With the sideshow as the setting for this romantic melodrama, Browning has room for plenty of bizarre touches. Cock Robin and Salome perform a recreation of the beheading of John the Baptist, which ends with Salome kissing the mouth of the decapitated but still living victim. The show also includes an assortment of fake freaks, the most striking of which is the Spider Woman staring balefully from the center of her web. The horrific teeters over into the hilarious, however, when a deadly Gila monster is introduced as The Greek’s weapon of choice against Cock Robin. The poisonous animal is played in the movie by a rather energetic iguana, who leaps onto his victims as if he has been shot from a catapult. When The Greek finds himself trapped in a closet with the angry animal, it’s a moment of poetic justice, but watching Barrymore react to the iguana provokes laughter much more than horror. Perhaps iguanas were less familiar when the movie was made, but whatever audiences in 1927 might have thought of the reptile, it’s sure to be one of the movie’s most memorable elements for modern viewers.

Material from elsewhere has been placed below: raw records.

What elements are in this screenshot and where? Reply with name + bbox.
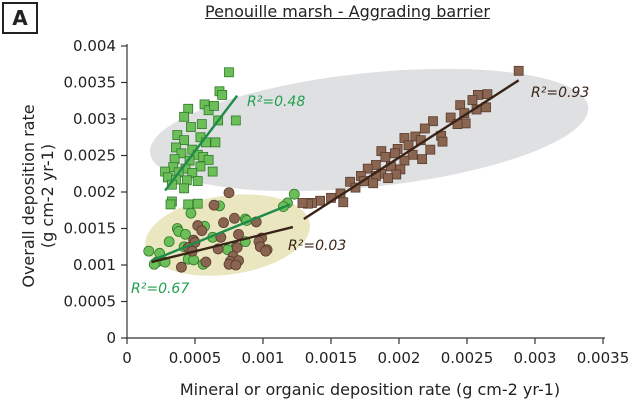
r-squared-label-4: R²=0.03 [288,238,346,254]
x-tick-label: 0.0025 [441,349,494,367]
x-tick-label: 0.003 [514,349,557,367]
green-square-point [217,90,228,100]
brown-square-point [380,152,391,162]
brown-square-point [370,160,381,170]
x-tick-label: 0.001 [242,349,285,367]
green-square-point [209,100,219,111]
brown-square-point [445,112,456,123]
brown-circle-point [175,261,187,273]
brown-circle-point [229,212,240,224]
green-circle-point [180,228,191,240]
brown-square-point [437,136,448,147]
brown-square-point [460,118,471,129]
r-squared-label-1: R²=0.48 [247,94,305,110]
brown-circle-point [196,225,208,237]
brown-square-point [407,149,418,160]
green-square-point [192,198,203,209]
y-tick-label: 0.0035 [64,74,117,92]
brown-circle-point [230,259,242,271]
x-tick-label: 0.0015 [305,349,358,367]
y-tick-label: 0.0015 [64,220,117,238]
brown-circle-point [260,245,272,257]
brown-square-point [513,65,524,76]
brown-square-point [315,195,326,206]
x-tick-label: 0 [122,349,132,367]
green-square-point [224,67,234,78]
x-tick-label: 0.0005 [169,349,222,367]
brown-square-point [482,89,493,100]
y-tick-label: 0.0005 [64,293,117,311]
x-tick-label: 0.002 [378,349,421,367]
regression-line-4 [151,225,294,264]
green-square-point [165,199,176,210]
y-axis-label-line-2: (g cm-2 yr-1) [38,143,57,249]
green-square-point [176,148,187,159]
y-tick-label: 0.001 [73,256,116,274]
brown-square-point [425,144,436,155]
regression-line-1 [164,94,239,192]
y-tick-label: 0.004 [73,37,116,55]
brown-square-point [428,116,438,127]
brown-square-point [467,95,478,105]
brown-square-point [297,198,308,208]
y-tick-label: 0.003 [73,110,116,128]
brown-square-point [417,154,428,165]
green-square-point [179,135,190,146]
y-axis-label: Overall deposition rate (g cm-2 yr-1) [19,96,57,296]
x-tick-label: 0.0035 [577,349,630,367]
brown-square-point [419,123,430,134]
green-square-point [179,183,190,194]
green-circle-point [288,188,300,200]
green-square-point [203,154,214,165]
green-square-point [230,115,241,126]
brown-circle-point [218,217,229,229]
brown-circle-point [208,199,220,211]
green-circle-point [185,207,197,219]
green-square-point [171,142,181,153]
regression-line-2 [303,79,520,221]
brown-square-point [362,163,373,174]
green-square-point [183,199,194,210]
green-square-point [172,130,183,140]
green-square-point [179,111,190,122]
brown-square-point [368,178,379,189]
r-squared-label-3: R²=0.67 [131,281,189,297]
green-square-point [187,168,198,178]
y-tick-label: 0.0025 [64,147,117,165]
brown-circle-point [223,187,235,199]
green-circle-point [143,245,155,257]
green-square-point [195,161,206,172]
brown-circle-point [231,242,243,253]
green-square-point [186,122,196,132]
green-square-point [196,119,207,130]
brown-square-point [391,169,402,180]
brown-circle-point [200,256,212,268]
brown-circle-point [233,228,244,240]
y-axis-label-line-1: Overall deposition rate [19,104,38,288]
green-circle-point [163,236,175,248]
panel-label: A [2,2,38,34]
brown-square-point [481,102,491,113]
y-tick-label: 0 [106,329,116,347]
green-square-point [207,166,218,177]
y-tick-label: 0.002 [73,183,116,201]
chart-title: Penouille marsh - Aggrading barrier [205,2,490,21]
green-square-point [192,176,203,186]
green-circle-point [188,254,200,266]
x-axis-label: Mineral or organic deposition rate (g cm… [179,380,561,399]
regression-line-3 [151,203,291,262]
brown-square-point [345,176,355,187]
brown-square-point [390,148,400,159]
brown-square-point [383,173,394,184]
green-square-point [210,137,221,148]
brown-square-point [403,140,414,151]
brown-square-point [338,197,349,208]
brown-square-point [472,90,483,100]
r-squared-label-2: R²=0.93 [531,85,589,101]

Tod Browning is best remembered today as the director of Dracula (1931), but he also made Mark of the Vampire (1935) and The Devil Doll (1936) with Lionel Barrymore. See more of John Gilbert in He Who Gets Slapped (1924), Flesh and the Devil (1926), and Queen Christina (1933). Renee Adoree also stars with Gilbert in The Big Parade (1925) and La Boheme (1926). Of the three stars, Lionel Barrymore is the most familiar to modern audiences; his long career included over 200 roles in classics like Captains Courageous (1937), You Can’t Take It with You (1938), and It’s a Wonderful Life (1946).

The Show is currently available for streaming on Warner Archive Instant.